All of that re-iterated convention has left many entrepeneurs a little unsure about what's next. So far, the social networks seem to operate on some sort of perverted book-club model: get lots of subscribers, and sell the thing before anyone realizes that making money from "this" is harder than it looks. (Personally, I think Google is facing the same challenge; it's hidden behind their outrageous profits and their "new and improved" business model - which can be, I think, simply described as a merging of television and roadside billboards. Provide content - people will come to see it, and then show them the billboards. At some point it will become apparent that this model has limits; actually, Valeria's post and the Economist article demonstrate some of those limits!

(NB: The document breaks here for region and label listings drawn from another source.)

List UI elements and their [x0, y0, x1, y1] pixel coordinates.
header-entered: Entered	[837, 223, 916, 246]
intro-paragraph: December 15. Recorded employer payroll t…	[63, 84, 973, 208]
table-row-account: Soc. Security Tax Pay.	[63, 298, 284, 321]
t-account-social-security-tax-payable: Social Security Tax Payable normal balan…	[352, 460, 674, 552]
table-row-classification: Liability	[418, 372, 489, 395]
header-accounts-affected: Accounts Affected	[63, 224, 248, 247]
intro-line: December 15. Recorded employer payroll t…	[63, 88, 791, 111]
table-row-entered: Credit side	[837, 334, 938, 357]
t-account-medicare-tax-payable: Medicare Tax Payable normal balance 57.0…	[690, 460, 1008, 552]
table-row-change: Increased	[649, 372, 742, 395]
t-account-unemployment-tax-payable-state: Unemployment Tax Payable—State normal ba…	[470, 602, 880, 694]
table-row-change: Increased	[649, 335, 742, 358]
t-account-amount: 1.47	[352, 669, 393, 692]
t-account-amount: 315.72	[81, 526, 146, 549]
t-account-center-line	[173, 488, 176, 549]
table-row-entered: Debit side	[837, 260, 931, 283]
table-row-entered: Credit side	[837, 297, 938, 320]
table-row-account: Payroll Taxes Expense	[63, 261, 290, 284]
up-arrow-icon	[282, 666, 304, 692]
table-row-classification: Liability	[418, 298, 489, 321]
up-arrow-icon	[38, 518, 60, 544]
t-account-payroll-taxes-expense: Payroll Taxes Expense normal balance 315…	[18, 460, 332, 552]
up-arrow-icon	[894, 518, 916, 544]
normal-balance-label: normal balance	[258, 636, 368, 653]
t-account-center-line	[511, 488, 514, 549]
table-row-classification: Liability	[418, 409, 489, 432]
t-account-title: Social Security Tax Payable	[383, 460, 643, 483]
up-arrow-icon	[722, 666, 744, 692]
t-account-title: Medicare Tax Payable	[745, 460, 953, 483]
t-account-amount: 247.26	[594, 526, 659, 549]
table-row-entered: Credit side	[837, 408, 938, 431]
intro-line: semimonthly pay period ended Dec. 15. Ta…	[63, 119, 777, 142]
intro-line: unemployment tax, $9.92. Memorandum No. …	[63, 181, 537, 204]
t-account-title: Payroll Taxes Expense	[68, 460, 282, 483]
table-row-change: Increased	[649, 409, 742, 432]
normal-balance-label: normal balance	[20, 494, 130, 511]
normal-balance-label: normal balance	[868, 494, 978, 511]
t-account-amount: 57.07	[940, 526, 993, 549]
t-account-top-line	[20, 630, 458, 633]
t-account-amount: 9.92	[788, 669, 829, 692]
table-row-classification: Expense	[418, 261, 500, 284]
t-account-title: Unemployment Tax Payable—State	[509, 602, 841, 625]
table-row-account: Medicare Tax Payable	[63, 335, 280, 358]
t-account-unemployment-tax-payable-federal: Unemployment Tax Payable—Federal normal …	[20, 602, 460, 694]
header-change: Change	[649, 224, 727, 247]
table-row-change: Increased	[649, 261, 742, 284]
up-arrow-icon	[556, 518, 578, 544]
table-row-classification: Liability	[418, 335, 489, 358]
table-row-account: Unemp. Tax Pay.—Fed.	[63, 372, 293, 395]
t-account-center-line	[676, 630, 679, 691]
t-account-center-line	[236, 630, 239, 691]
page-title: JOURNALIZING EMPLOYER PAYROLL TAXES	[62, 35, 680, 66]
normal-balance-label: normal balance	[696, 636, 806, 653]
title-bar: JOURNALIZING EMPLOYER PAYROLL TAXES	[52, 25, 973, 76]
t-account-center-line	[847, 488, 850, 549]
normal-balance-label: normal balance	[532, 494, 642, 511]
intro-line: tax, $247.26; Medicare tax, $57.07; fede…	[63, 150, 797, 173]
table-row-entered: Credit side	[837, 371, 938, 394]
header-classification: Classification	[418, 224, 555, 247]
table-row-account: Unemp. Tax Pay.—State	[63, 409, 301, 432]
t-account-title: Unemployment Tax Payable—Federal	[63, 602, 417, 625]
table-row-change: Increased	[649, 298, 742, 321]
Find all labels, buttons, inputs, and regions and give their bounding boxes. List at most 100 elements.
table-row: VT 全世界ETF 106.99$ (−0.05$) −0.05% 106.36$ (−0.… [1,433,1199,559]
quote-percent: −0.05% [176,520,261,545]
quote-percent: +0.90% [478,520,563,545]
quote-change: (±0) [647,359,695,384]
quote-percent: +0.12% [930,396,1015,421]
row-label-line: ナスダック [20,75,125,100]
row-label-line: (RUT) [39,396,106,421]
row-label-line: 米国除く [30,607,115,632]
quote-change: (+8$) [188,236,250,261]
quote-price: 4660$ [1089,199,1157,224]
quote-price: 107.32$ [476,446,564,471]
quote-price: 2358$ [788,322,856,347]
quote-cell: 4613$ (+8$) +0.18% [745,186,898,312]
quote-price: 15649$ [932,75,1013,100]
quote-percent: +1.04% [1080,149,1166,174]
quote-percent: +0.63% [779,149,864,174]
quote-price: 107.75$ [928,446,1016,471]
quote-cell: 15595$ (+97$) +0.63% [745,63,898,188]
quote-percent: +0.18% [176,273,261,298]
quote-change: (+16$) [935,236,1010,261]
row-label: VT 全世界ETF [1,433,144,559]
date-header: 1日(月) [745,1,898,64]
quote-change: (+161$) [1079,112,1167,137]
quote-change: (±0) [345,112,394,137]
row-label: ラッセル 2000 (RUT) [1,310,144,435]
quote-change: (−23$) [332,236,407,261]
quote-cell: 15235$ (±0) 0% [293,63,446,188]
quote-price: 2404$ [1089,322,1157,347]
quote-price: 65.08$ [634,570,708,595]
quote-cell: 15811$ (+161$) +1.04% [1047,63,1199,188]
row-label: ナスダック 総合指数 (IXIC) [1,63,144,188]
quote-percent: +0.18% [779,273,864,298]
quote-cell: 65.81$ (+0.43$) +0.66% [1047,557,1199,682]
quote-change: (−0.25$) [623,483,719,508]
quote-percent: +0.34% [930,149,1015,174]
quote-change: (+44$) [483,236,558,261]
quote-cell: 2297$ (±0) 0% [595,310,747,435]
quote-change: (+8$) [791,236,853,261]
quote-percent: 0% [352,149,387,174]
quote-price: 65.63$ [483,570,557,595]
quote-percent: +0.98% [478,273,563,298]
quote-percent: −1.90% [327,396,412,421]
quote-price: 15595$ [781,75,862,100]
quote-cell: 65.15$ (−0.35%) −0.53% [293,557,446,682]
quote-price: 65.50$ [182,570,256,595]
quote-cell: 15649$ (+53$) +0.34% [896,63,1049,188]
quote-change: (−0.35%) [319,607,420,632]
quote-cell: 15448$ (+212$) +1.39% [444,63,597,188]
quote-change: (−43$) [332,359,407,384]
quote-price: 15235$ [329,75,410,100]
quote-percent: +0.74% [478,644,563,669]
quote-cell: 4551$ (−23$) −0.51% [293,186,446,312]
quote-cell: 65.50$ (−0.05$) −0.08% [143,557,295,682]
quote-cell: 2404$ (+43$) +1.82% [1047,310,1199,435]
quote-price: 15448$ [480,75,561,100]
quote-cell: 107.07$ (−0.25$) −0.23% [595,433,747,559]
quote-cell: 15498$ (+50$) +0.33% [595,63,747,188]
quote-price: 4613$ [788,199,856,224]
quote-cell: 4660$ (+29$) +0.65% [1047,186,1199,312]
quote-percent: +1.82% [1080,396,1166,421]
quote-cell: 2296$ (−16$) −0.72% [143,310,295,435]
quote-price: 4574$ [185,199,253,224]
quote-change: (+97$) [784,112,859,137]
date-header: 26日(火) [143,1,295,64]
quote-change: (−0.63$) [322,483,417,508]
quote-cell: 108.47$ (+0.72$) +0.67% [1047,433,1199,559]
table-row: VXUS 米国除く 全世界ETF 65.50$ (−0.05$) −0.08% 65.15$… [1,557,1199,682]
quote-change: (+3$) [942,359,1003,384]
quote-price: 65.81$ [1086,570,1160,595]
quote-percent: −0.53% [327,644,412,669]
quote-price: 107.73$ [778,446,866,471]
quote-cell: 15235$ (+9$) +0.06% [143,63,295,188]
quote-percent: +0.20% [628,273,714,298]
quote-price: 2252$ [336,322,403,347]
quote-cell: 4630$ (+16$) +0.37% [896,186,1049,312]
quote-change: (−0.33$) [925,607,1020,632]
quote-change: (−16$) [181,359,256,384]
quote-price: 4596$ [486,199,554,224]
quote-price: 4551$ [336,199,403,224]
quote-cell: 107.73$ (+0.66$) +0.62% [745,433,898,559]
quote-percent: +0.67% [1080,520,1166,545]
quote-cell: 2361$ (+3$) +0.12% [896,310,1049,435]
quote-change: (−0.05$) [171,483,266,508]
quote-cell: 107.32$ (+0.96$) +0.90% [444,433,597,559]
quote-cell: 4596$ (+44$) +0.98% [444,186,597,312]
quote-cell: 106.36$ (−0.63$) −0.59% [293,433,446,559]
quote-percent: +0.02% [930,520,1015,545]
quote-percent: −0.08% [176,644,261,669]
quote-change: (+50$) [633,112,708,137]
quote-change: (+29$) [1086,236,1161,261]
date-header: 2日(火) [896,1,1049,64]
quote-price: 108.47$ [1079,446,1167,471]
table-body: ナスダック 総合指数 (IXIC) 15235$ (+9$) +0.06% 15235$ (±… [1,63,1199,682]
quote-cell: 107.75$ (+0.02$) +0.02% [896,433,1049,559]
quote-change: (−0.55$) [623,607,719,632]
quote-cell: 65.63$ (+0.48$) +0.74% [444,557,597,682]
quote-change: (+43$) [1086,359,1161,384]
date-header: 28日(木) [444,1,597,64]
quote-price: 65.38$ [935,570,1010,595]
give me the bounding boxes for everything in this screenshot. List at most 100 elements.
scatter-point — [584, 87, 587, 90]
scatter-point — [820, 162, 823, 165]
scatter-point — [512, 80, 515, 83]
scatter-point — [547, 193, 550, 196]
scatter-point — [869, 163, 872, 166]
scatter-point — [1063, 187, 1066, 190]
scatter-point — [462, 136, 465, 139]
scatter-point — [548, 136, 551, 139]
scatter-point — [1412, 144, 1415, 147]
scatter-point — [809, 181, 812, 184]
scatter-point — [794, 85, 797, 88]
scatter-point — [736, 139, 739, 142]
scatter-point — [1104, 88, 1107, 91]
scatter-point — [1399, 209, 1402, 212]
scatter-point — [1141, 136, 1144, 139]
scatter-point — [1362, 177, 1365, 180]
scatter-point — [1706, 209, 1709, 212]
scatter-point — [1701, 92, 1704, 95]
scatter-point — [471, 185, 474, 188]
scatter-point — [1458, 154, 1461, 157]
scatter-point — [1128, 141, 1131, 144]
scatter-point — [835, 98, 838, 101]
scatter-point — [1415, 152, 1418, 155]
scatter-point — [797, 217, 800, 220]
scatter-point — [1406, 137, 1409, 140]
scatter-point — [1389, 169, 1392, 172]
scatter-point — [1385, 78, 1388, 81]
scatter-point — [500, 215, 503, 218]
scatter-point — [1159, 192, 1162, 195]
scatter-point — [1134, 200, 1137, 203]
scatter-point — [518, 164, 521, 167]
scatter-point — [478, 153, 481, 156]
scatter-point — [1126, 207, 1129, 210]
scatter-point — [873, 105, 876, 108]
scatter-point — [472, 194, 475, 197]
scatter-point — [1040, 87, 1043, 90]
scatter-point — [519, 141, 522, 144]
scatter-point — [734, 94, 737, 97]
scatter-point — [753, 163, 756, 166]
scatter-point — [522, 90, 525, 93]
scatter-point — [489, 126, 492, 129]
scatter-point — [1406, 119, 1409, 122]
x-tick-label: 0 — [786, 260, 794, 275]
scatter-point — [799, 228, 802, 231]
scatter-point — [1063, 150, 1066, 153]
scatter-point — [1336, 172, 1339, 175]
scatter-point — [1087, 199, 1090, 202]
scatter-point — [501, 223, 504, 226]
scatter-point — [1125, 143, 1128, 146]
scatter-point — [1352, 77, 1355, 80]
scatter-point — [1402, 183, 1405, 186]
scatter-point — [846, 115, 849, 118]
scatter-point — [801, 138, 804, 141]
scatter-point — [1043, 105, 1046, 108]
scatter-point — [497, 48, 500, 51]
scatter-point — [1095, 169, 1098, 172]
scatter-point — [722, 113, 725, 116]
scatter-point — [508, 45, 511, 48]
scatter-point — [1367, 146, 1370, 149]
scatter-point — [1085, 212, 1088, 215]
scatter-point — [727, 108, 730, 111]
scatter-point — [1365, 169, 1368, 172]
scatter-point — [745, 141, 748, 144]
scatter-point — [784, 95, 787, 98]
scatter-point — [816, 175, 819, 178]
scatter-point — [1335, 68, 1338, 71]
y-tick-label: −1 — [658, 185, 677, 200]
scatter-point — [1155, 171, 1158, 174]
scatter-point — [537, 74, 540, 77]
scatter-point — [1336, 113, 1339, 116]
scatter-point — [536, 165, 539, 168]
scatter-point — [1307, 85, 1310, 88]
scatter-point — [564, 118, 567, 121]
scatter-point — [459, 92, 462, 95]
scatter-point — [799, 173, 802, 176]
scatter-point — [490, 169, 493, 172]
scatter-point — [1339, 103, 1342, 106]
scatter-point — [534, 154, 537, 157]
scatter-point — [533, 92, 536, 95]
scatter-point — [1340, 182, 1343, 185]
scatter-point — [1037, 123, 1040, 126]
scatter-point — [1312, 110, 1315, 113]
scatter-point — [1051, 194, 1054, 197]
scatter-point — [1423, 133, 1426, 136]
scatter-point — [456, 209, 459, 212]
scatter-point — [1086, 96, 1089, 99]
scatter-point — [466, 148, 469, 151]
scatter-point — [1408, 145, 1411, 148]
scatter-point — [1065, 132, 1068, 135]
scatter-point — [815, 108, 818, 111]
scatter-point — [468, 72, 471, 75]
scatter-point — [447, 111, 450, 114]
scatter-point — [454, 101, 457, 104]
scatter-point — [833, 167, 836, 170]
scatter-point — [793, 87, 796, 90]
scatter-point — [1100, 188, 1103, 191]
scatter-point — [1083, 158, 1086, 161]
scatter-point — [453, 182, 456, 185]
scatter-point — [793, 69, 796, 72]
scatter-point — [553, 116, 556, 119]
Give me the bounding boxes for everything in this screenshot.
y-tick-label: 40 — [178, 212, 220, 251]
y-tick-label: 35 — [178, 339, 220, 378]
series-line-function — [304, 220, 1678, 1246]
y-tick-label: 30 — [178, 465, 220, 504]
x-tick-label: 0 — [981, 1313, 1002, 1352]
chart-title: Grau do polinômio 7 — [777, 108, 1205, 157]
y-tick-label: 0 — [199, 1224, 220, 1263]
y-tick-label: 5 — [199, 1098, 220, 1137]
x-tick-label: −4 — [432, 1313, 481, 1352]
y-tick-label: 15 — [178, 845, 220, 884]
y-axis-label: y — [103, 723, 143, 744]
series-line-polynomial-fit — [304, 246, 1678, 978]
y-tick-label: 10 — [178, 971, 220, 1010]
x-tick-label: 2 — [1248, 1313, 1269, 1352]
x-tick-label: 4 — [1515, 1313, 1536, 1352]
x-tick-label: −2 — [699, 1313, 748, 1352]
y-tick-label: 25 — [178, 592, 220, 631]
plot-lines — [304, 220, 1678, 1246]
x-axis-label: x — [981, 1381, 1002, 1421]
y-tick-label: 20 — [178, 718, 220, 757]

So, where is the money? I don't know - and I'm not sure anyone has thought about it enough to figure it out. Articles like the Economist one, and Valeria's highlighting of it, will help someone think about it; maybe some budding entrepeneur will have that essential "a-ha!" moment, and the rest of us can piggyback on their insight. What I do know is that it will be so simple everyone will say "Duh..." (Because if it's obscure - it won't happen.)
"Show me the money" meets "Where's Waldo?" Now, that's a classic problem - and one the world's entrepeneurs are good at solving. :-)
Carolyn Ann
Oh - and here's to the demolishing of Internet silos (I say, as I hoist my mug of coffee :-) ). They serve little purpose, and as "walled gardens", they're appalling bereft of interest. /CA
Posted by: Carolyn Ann | March 24, 2008 at 10:52 AM
Valeria, if I get the point:
- social network still not have a business model to generate revenue
- one issue is that they do not speak each other and you eventually meet the same people across three of four social network
- we need to aggregate all our information in one single source, allowing us to meet different people in different places but from one entrance point only
- are some companies overpriced? I believe yes. I cannot understand why Facebook is valued 15 bn usd base on the assumption that, soneer or later, someone will get the killing idea
- is this a potential bubble? I would watch closely to Google, which is hiding major issues under the profit coming from other business
- last, there are privacy concerns that may harness the business model for the social network ( as seen with Facebook case) and we may see, in a future, people willing to pay 10 usd a month to be part of a social network without privacy concern.
But this is another story.
Posted by: gianandrea facchini | March 24, 2008 at 04:38 PM
@Carolyn Ann - right now, as you mentioned for Google, the model is "if you build it they will come." Then what? We're getting pretty good at creating mash-ups on the customer/reader side. Patching what we know to work from each application and network to get us some of the desired results. And in the meantime we leave behind a lot of information for those who can mine it. Which brings me to the issue Gianandrea latches on.
@Gianandrea - privacy is an issue near and dear to my heart. There exist already membership-based networks, particularly when it comes to career development. Do they work? The one experience I had left a lot to be desired. Those were conceived more as special interest groups or clubs, than social networks. A universal sign on would simplify things. I have 3 different passwords at work alone!